Hacker News new | ask | show | jobs
by jandrewrogers 3257 days ago
I've designed systems that do this on continental scales (i.e. hundreds of millions of cell phones simultaneously, in real-time). The devil is in the details and non-trivial; this is not a "an intern and 6 months" job. Mobile telemetry is not nearly as ideal in practice as assumed here and it typically takes a couple years to learn how to handle the numerous peculiar artifacts of that data that will damage the quality of a naive implementation. Reconstructing a model of the population from the cleaned data that approximates the ground truthing is surprisingly difficult and requires quite a bit of clever data science and maths.

It takes a lot of work and expertise to build a population model from mobile telemetry that approximately reflects reality. Far fewer people know how to do this well than you might assume by looking at the requirements for a naive implementation. Even most mobile carriers have limited ability.

3 comments

Carrier iQ demonstrated GPS level tracking of 100m+ phones nearly 10 years ago.
> the numerous peculiar artifacts of that data that will damage the quality of a naive implementation.

Do you have examples (or a link/reference to something that has such examples) of those types of artifacts?

Have you posted about this at length somewhere? If not, care to elaborate on what it took to design this system?
I have not written about it. Most of the difficulty and complexity, from my perspective, is in the data science and processing required to construct an accurate population model, which requires additional data sources beyond the mobile telemetry. I designed the custom database platforms (easy for me) underneath which supported the online data processing.

It isn't that difficult technically, if you have experts doing it, it just requires far more domain expertise to do correctly than I think people expect. You also need to be willing to write some of your own tooling to deal with the data efficiently and effectively.

A great PoC is fairly doable by an intern.

Increasing the precision by tenfold will likely increase the effort by a hundred fold or more. Just because it can be made harder and more expensive doesn't mean it has to be.

At the end of the day, a bit of precision doesn't change the nature of an effective planet scale mass surveillance system.

I'm gonna take a wild guess, and say that the NSA has a monopoly on the talent for this field.
The Snowden leaks confirmed NSA has the ability to conduct co-traveler inference.[0] In other words: finding mobile devices proximate to a targeted mobile device, based on similar vectors. Perhaps even making associations in absence of targeting via patterns in device proximity over time.

It probably gets real interesting when they're trying to distinguish between various modes of transit, such as a city bus, an Uber/Lyft/taxi, and a private vehicle not participating in rideshares. Of those examples, the latter would suggest the highest degree of association.

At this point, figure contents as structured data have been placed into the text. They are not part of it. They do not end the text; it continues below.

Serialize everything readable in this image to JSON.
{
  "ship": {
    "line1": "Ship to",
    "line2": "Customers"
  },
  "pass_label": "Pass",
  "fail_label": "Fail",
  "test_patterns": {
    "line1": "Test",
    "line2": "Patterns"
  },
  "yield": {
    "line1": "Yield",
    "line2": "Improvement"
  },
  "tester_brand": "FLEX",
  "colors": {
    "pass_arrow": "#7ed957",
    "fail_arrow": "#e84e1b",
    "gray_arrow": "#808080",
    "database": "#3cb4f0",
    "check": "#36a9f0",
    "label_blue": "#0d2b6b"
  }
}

Pure speculation, but I wouldn't doubt they take a peek at ridesharing data for co-traveler inference purposes. Knowing if a rideshare driver is on or off the clock would be incredibly valuable information in that context.

[0] https://www.washingtonpost.com/apps/g/page/world/how-the-nsa...

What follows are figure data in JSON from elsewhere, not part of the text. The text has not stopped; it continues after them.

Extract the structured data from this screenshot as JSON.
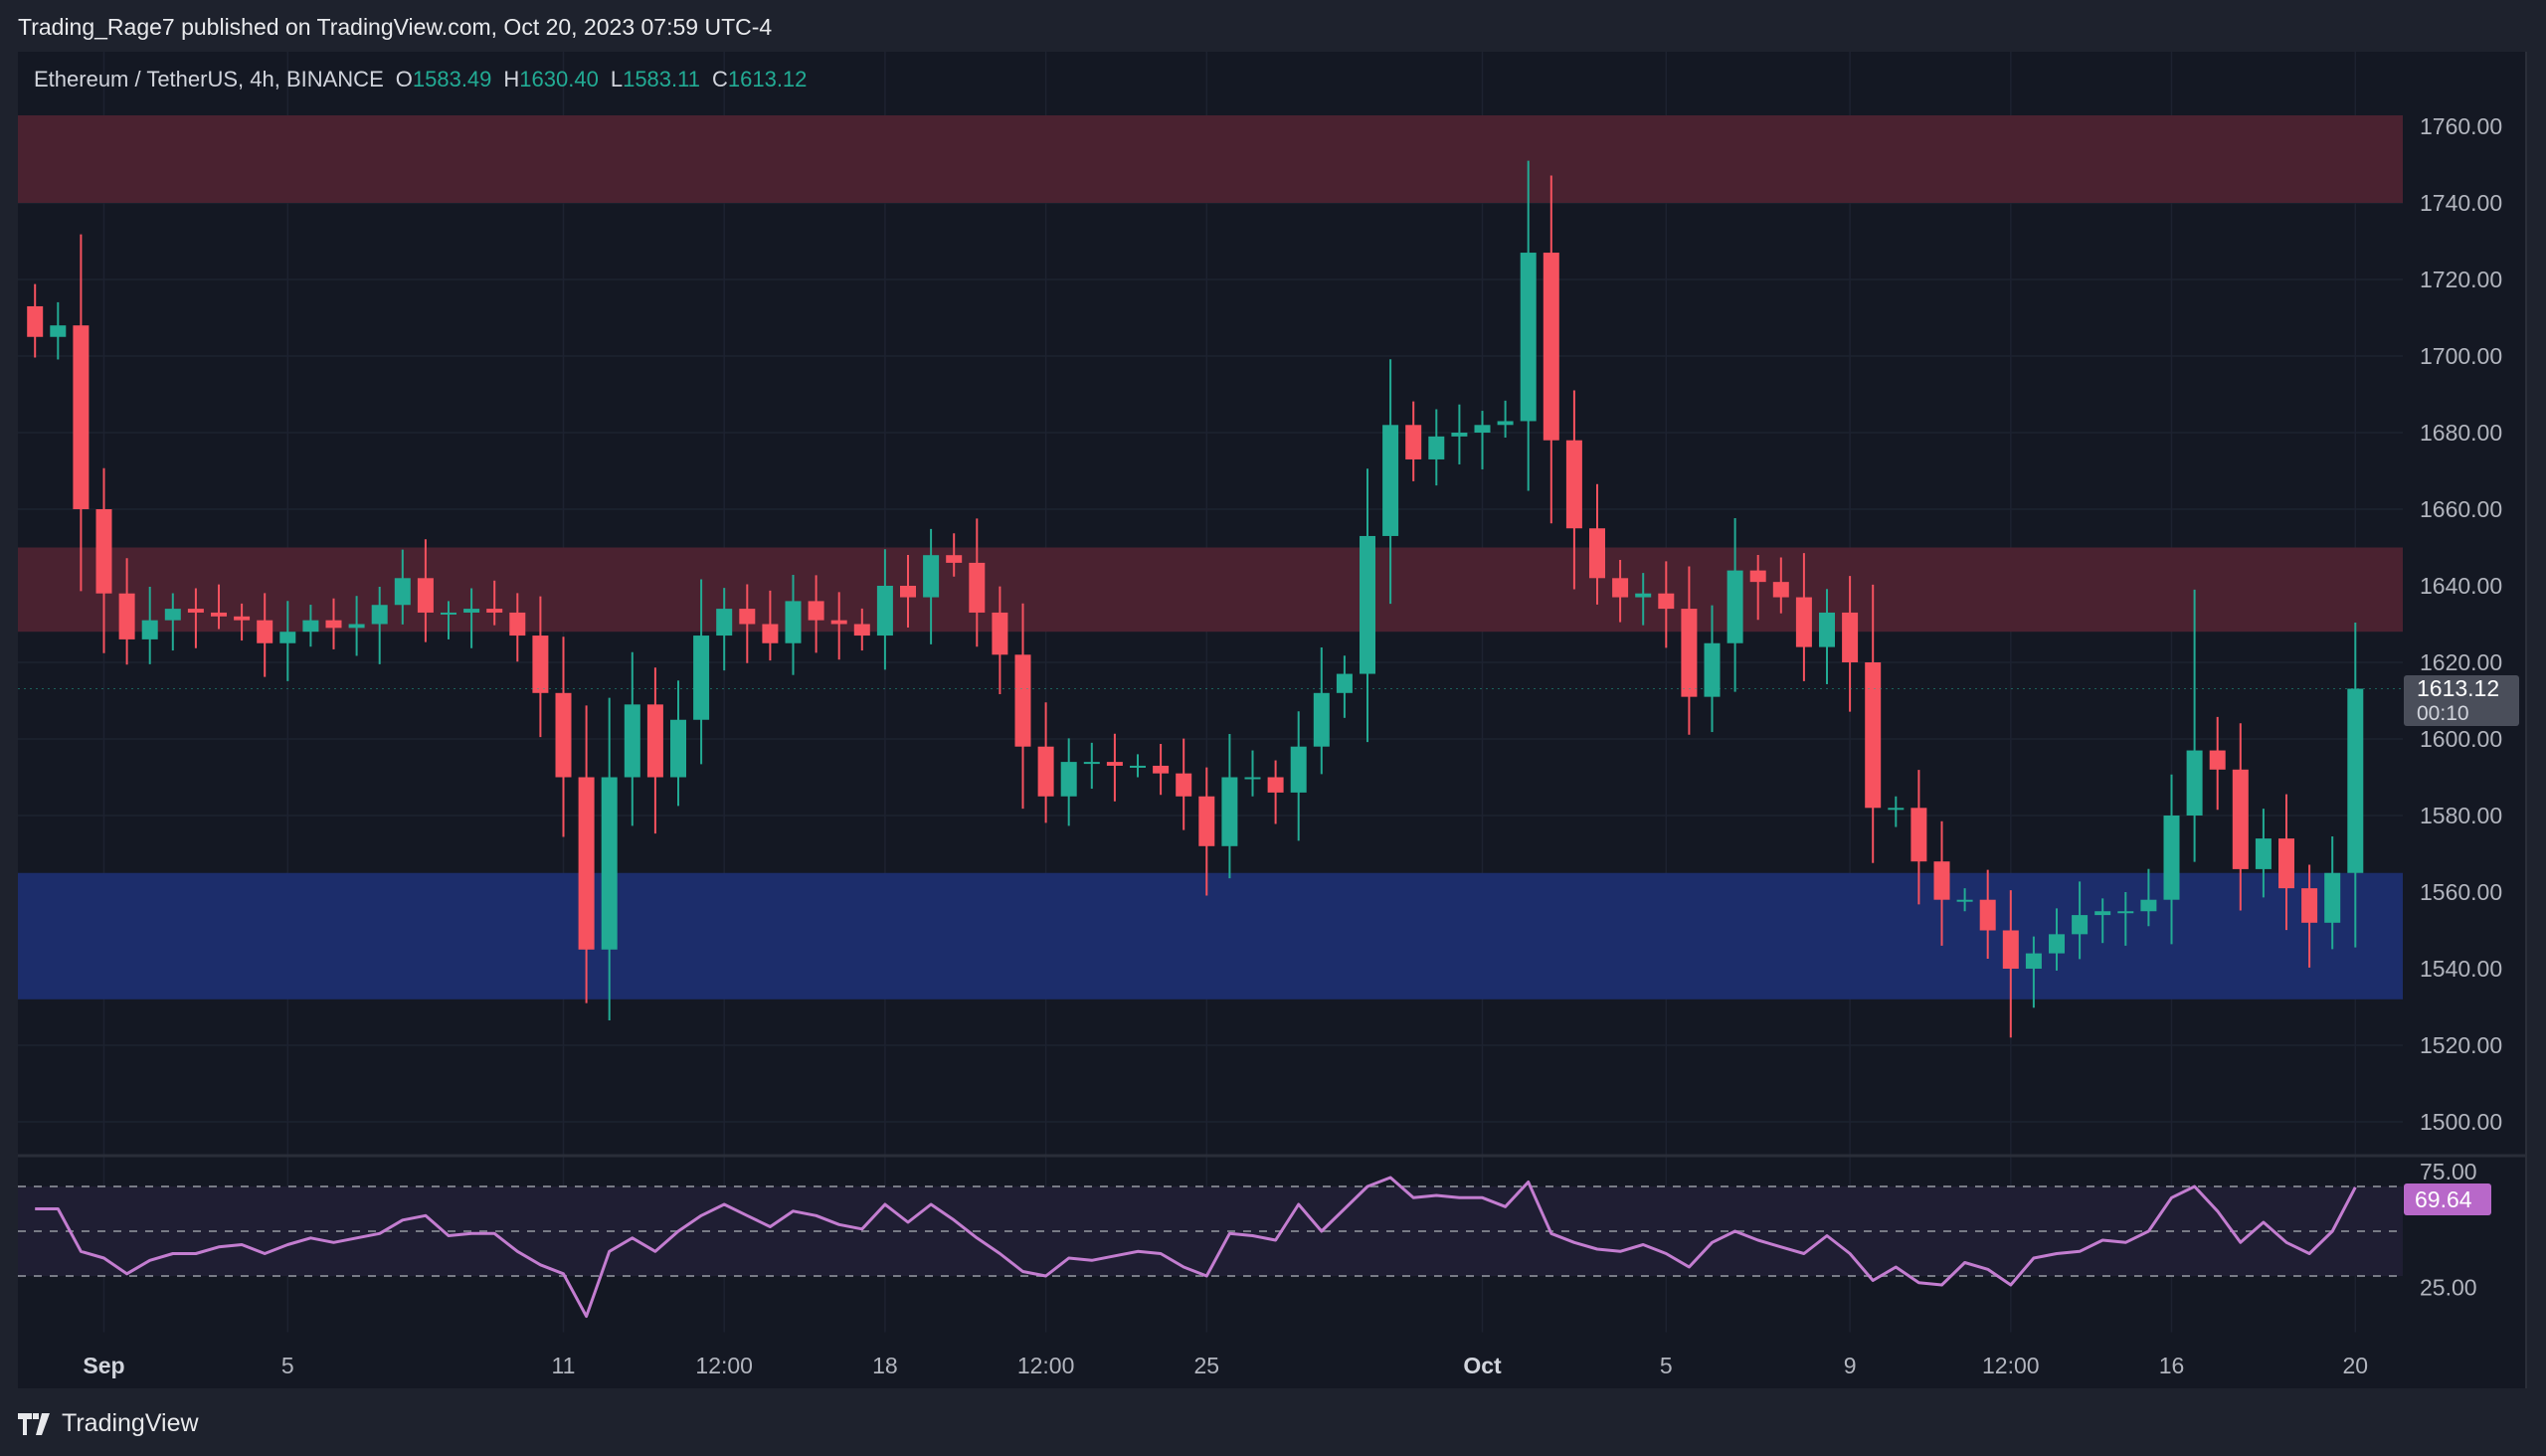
{
  "publisher": "Trading_Rage7 published on TradingView.com, Oct 20, 2023 07:59 UTC-4",
  "legend": {
    "symbol": "Ethereum / TetherUS, 4h, BINANCE",
    "o_label": "O",
    "o": "1583.49",
    "h_label": "H",
    "h": "1630.40",
    "l_label": "L",
    "l": "1583.11",
    "c_label": "C",
    "c": "1613.12"
  },
  "footer": {
    "brand": "TradingView"
  },
  "colors": {
    "up": "#22ab94",
    "down": "#f7525f",
    "resistance_zone": "#4a2230",
    "support_zone": "#1c2d6b",
    "rsi": "#c37dd0",
    "rsi_badge": "#b868c9",
    "price_badge": "#4a4e5a"
  },
  "chart_data": {
    "type": "candlestick",
    "price_axis": {
      "ylim": [
        1495,
        1762
      ],
      "ticks": [
        "1760.00",
        "1740.00",
        "1720.00",
        "1700.00",
        "1680.00",
        "1660.00",
        "1640.00",
        "1620.00",
        "1600.00",
        "1580.00",
        "1560.00",
        "1540.00",
        "1520.00",
        "1500.00"
      ]
    },
    "time_axis": {
      "ticks": [
        {
          "label": "Sep",
          "date": "2023-09-01 00:00",
          "bold": true
        },
        {
          "label": "5",
          "date": "2023-09-05 00:00"
        },
        {
          "label": "11",
          "date": "2023-09-11 00:00"
        },
        {
          "label": "12:00",
          "date": "2023-09-14 12:00"
        },
        {
          "label": "18",
          "date": "2023-09-18 00:00"
        },
        {
          "label": "12:00",
          "date": "2023-09-21 12:00"
        },
        {
          "label": "25",
          "date": "2023-09-25 00:00"
        },
        {
          "label": "Oct",
          "date": "2023-10-01 00:00",
          "bold": true
        },
        {
          "label": "5",
          "date": "2023-10-05 00:00"
        },
        {
          "label": "9",
          "date": "2023-10-09 00:00"
        },
        {
          "label": "12:00",
          "date": "2023-10-12 12:00"
        },
        {
          "label": "16",
          "date": "2023-10-16 00:00"
        },
        {
          "label": "20",
          "date": "2023-10-20 00:00"
        }
      ]
    },
    "zones": [
      {
        "kind": "resistance",
        "from": 1740,
        "to": 1763
      },
      {
        "kind": "resistance",
        "from": 1628,
        "to": 1650
      },
      {
        "kind": "support",
        "from": 1532,
        "to": 1565
      }
    ],
    "series_start": "2023-08-30 12:00",
    "close": [
      1705,
      1708,
      1660,
      1638,
      1626,
      1631,
      1634,
      1633,
      1632,
      1631,
      1625,
      1628,
      1631,
      1629,
      1630,
      1635,
      1642,
      1633,
      1633,
      1634,
      1633,
      1627,
      1612,
      1590,
      1545,
      1590,
      1609,
      1590,
      1605,
      1627,
      1634,
      1630,
      1625,
      1636,
      1631,
      1630,
      1627,
      1640,
      1637,
      1648,
      1646,
      1633,
      1622,
      1598,
      1585,
      1594,
      1594,
      1593,
      1593,
      1591,
      1585,
      1572,
      1590,
      1590,
      1586,
      1598,
      1612,
      1617,
      1653,
      1682,
      1673,
      1679,
      1680,
      1682,
      1683,
      1727,
      1678,
      1655,
      1642,
      1637,
      1638,
      1634,
      1611,
      1625,
      1644,
      1641,
      1637,
      1624,
      1633,
      1620,
      1582,
      1582,
      1568,
      1558,
      1558,
      1550,
      1540,
      1544,
      1549,
      1554,
      1555,
      1555,
      1558,
      1580,
      1597,
      1592,
      1566,
      1574,
      1561,
      1552,
      1565,
      1613.12
    ],
    "extremes": [
      {
        "date": "2023-10-02 00:00",
        "high": 1751
      },
      {
        "date": "2023-09-11 12:00",
        "low": 1531
      },
      {
        "date": "2023-10-12 12:00",
        "low": 1522
      },
      {
        "date": "2023-10-16 12:00",
        "high": 1639
      },
      {
        "date": "2023-10-20 00:00",
        "high": 1630.4
      }
    ],
    "current_price": {
      "value": "1613.12",
      "countdown": "00:10"
    },
    "rsi": {
      "levels": [
        70,
        50,
        30
      ],
      "axis_ticks": [
        "75.00",
        "25.00"
      ],
      "ylim": [
        0,
        100
      ],
      "current": "69.64",
      "values": [
        60,
        60,
        41,
        38,
        31,
        37,
        40,
        40,
        43,
        44,
        40,
        44,
        47,
        45,
        47,
        49,
        55,
        57,
        48,
        49,
        49,
        41,
        35,
        31,
        12,
        41,
        47,
        41,
        50,
        57,
        62,
        57,
        52,
        59,
        57,
        53,
        51,
        62,
        54,
        62,
        55,
        47,
        40,
        32,
        30,
        38,
        37,
        39,
        41,
        40,
        34,
        30,
        49,
        48,
        46,
        62,
        50,
        60,
        70,
        74,
        65,
        66,
        65,
        65,
        61,
        72,
        49,
        45,
        42,
        41,
        44,
        40,
        34,
        45,
        50,
        46,
        43,
        40,
        48,
        40,
        28,
        34,
        27,
        26,
        36,
        33,
        26,
        38,
        40,
        41,
        46,
        45,
        50,
        65,
        70,
        59,
        45,
        54,
        45,
        40,
        50,
        69.64
      ]
    }
  }
}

Graph reconstruction from space-time event data goes far beyond the above in terms of capability. You can infer relationships between people that never co-travel, infer that people have been places that are not in the event data, etc by stitching together large numbers of orthogonal event streams over long periods of time. It is straightforward to distinguish between various modes of transit analytically. The "metadata" that simply indicates an event in space-time is far more valuable analytically than the data because it is possible to reconstruct so much with it that isn't contained within the data per se.

I was doing all of this five years ago, the capability has been around for a while.

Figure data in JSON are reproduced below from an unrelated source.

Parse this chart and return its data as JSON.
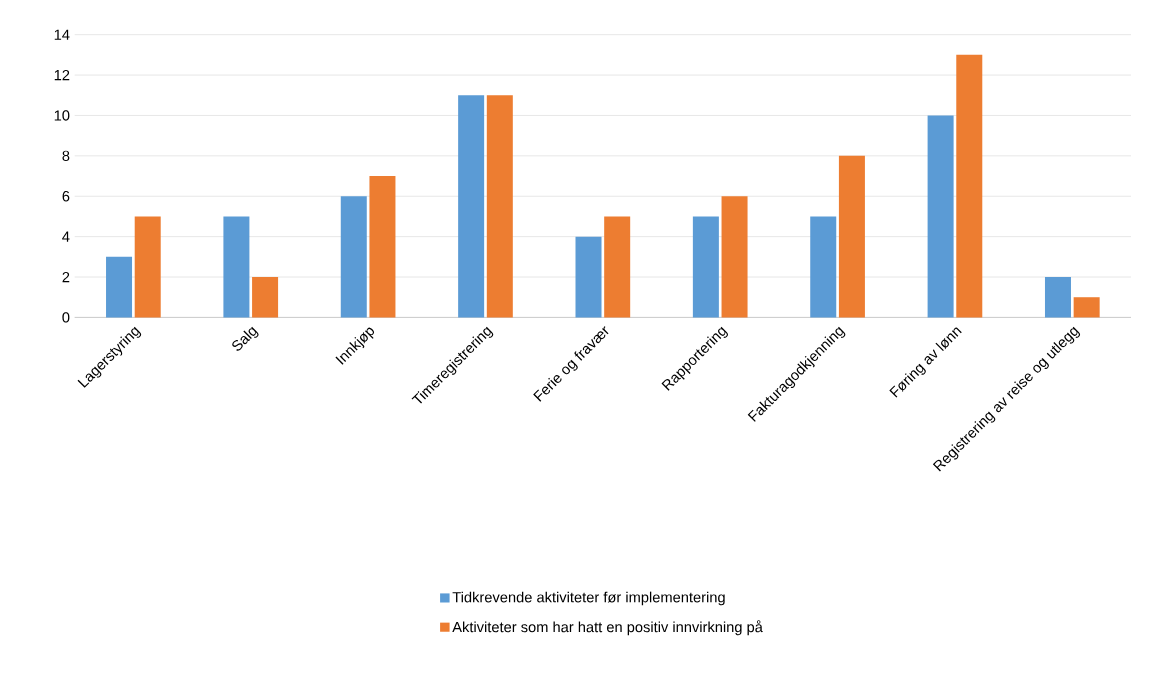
{
  "chart_data": {
    "type": "bar",
    "categories": [
      "Lagerstyring",
      "Salg",
      "Innkjøp",
      "Timeregistrering",
      "Ferie og fravær",
      "Rapportering",
      "Fakturagodkjenning",
      "Føring av lønn",
      "Registrering av reise og utlegg"
    ],
    "series": [
      {
        "name": "Tidkrevende aktiviteter før implementering",
        "color": "#5b9bd5",
        "values": [
          3,
          5,
          6,
          11,
          4,
          5,
          5,
          10,
          2
        ]
      },
      {
        "name": "Aktiviteter som har hatt en positiv innvirkning på",
        "color": "#ed7d31",
        "values": [
          5,
          2,
          7,
          11,
          5,
          6,
          8,
          13,
          1
        ]
      }
    ],
    "ylim": [
      0,
      14
    ],
    "yticks": [
      0,
      2,
      4,
      6,
      8,
      10,
      12,
      14
    ],
    "grid": "y",
    "legend": "bottom"
  }
}
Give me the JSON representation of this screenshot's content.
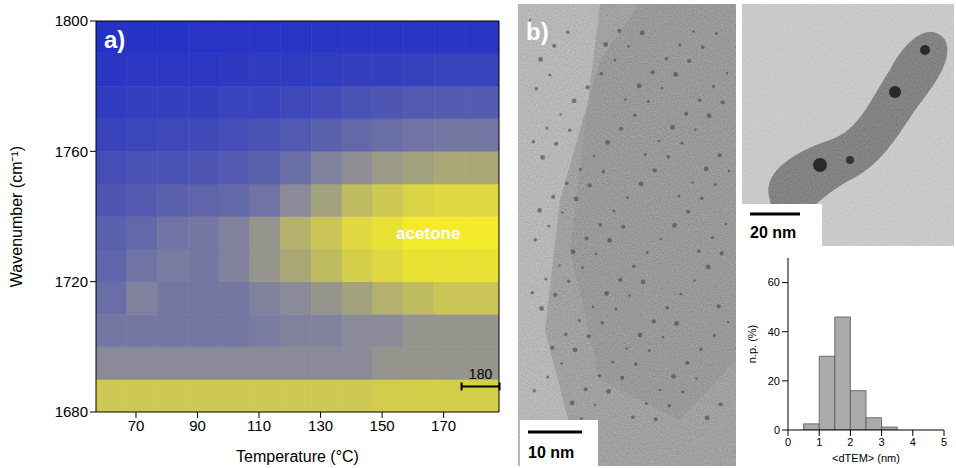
{
  "chart_data": [
    {
      "type": "heatmap",
      "panel_label": "a)",
      "x_label": "Temperature (°C)",
      "y_label": "Wavenumber (cm⁻¹)",
      "x": [
        62,
        72,
        82,
        92,
        102,
        112,
        122,
        132,
        142,
        152,
        162,
        172,
        182
      ],
      "y": [
        1685,
        1695,
        1705,
        1715,
        1725,
        1735,
        1745,
        1755,
        1765,
        1775,
        1785,
        1795
      ],
      "cells": [
        [
          0.82,
          0.82,
          0.82,
          0.82,
          0.82,
          0.82,
          0.82,
          0.82,
          0.82,
          0.84,
          0.85,
          0.85,
          0.85
        ],
        [
          0.5,
          0.5,
          0.5,
          0.5,
          0.5,
          0.5,
          0.5,
          0.5,
          0.5,
          0.55,
          0.55,
          0.55,
          0.55
        ],
        [
          0.4,
          0.4,
          0.4,
          0.4,
          0.4,
          0.42,
          0.45,
          0.45,
          0.5,
          0.5,
          0.55,
          0.55,
          0.55
        ],
        [
          0.35,
          0.45,
          0.4,
          0.4,
          0.4,
          0.45,
          0.5,
          0.55,
          0.62,
          0.7,
          0.75,
          0.8,
          0.8
        ],
        [
          0.3,
          0.38,
          0.42,
          0.4,
          0.45,
          0.55,
          0.65,
          0.75,
          0.85,
          0.9,
          0.95,
          0.95,
          0.95
        ],
        [
          0.28,
          0.32,
          0.38,
          0.4,
          0.45,
          0.55,
          0.7,
          0.8,
          0.9,
          0.95,
          1,
          1,
          1
        ],
        [
          0.22,
          0.25,
          0.28,
          0.3,
          0.32,
          0.38,
          0.5,
          0.62,
          0.75,
          0.82,
          0.88,
          0.9,
          0.9
        ],
        [
          0.18,
          0.2,
          0.2,
          0.22,
          0.25,
          0.28,
          0.35,
          0.45,
          0.52,
          0.58,
          0.62,
          0.65,
          0.65
        ],
        [
          0.12,
          0.14,
          0.15,
          0.16,
          0.18,
          0.2,
          0.24,
          0.28,
          0.32,
          0.35,
          0.38,
          0.4,
          0.4
        ],
        [
          0.08,
          0.1,
          0.1,
          0.1,
          0.12,
          0.13,
          0.15,
          0.17,
          0.2,
          0.22,
          0.24,
          0.25,
          0.25
        ],
        [
          0.05,
          0.06,
          0.06,
          0.06,
          0.07,
          0.08,
          0.08,
          0.09,
          0.1,
          0.1,
          0.11,
          0.12,
          0.12
        ],
        [
          0.03,
          0.03,
          0.03,
          0.04,
          0.04,
          0.04,
          0.05,
          0.05,
          0.05,
          0.05,
          0.05,
          0.05,
          0.05
        ]
      ],
      "xlim": [
        57,
        188
      ],
      "ylim": [
        1680,
        1800
      ],
      "xticks": [
        70,
        90,
        110,
        130,
        150,
        170
      ],
      "yticks": [
        1680,
        1720,
        1760,
        1800
      ],
      "annotations": [
        {
          "text": "acetone",
          "x": 165,
          "y": 1733,
          "color": "#ffffff"
        },
        {
          "text": "180",
          "x": 182,
          "y": 1690,
          "color": "#000000",
          "marker": "scale_bar"
        }
      ]
    },
    {
      "type": "histogram",
      "x_label": "<dTEM> (nm)",
      "y_label": "n.p. (%)",
      "bins": [
        0.5,
        1,
        1.5,
        2,
        2.5,
        3,
        3.5
      ],
      "counts": [
        2.5,
        30,
        46,
        16,
        5,
        1.2
      ],
      "xlim": [
        0,
        5
      ],
      "ylim": [
        0,
        70
      ],
      "xticks": [
        0,
        1,
        2,
        3,
        4,
        5
      ],
      "yticks": [
        0,
        20,
        40,
        60
      ],
      "color": "#aaaaaa"
    }
  ],
  "images": {
    "panel_label": "b)",
    "scale_bar": "10 nm",
    "inset_scale_bar": "20 nm"
  }
}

Do you ever worry that this data might be used for bad purposes?
The handful of people I know that are real experts at the data science are all in the private sector.
Mapping is wide and common industry, just like web or finance.

The NSA only recruits in the USA. It's a fraction of the talent pool of the planet.

Its actually smaller. At minimum you have to be a naturalized or native born citizen of the USA for many jobs in the US Government. For the NSA, add the requirement of having a current clearance or the time to get one (worst case years).
NSA violate the constitution on a daily basis, I'm sure they have a loophole to get whatever talent they need
Care to elaborate?
Most of this talent is in the private sector. Primarily around traffic.
> which requires additional data sources beyond the mobile telemetry.

So it really isn't technically difficult. It's just lacking in data?

In your original post, you made it seem like it was extremely difficult. From my perspective, it seems like child's play from a technical standpoint.

> It isn't that difficult technically, if you have experts doing it

But your top comment implied it was extremely technically difficult.

The are some things that are technically very difficult if you have no domain expertise, which applies to the subject matter. Most people that try to do this without experience fail in practice, it takes a lot of time and effort to become competent at it, but once you figure it out it is repeatable without too much effort.

There is a much smaller set of things that are technically difficult to execute even if you are highly experienced at doing it -- each time is a challenge. This is not one of those cases, it just has a severe learning curve.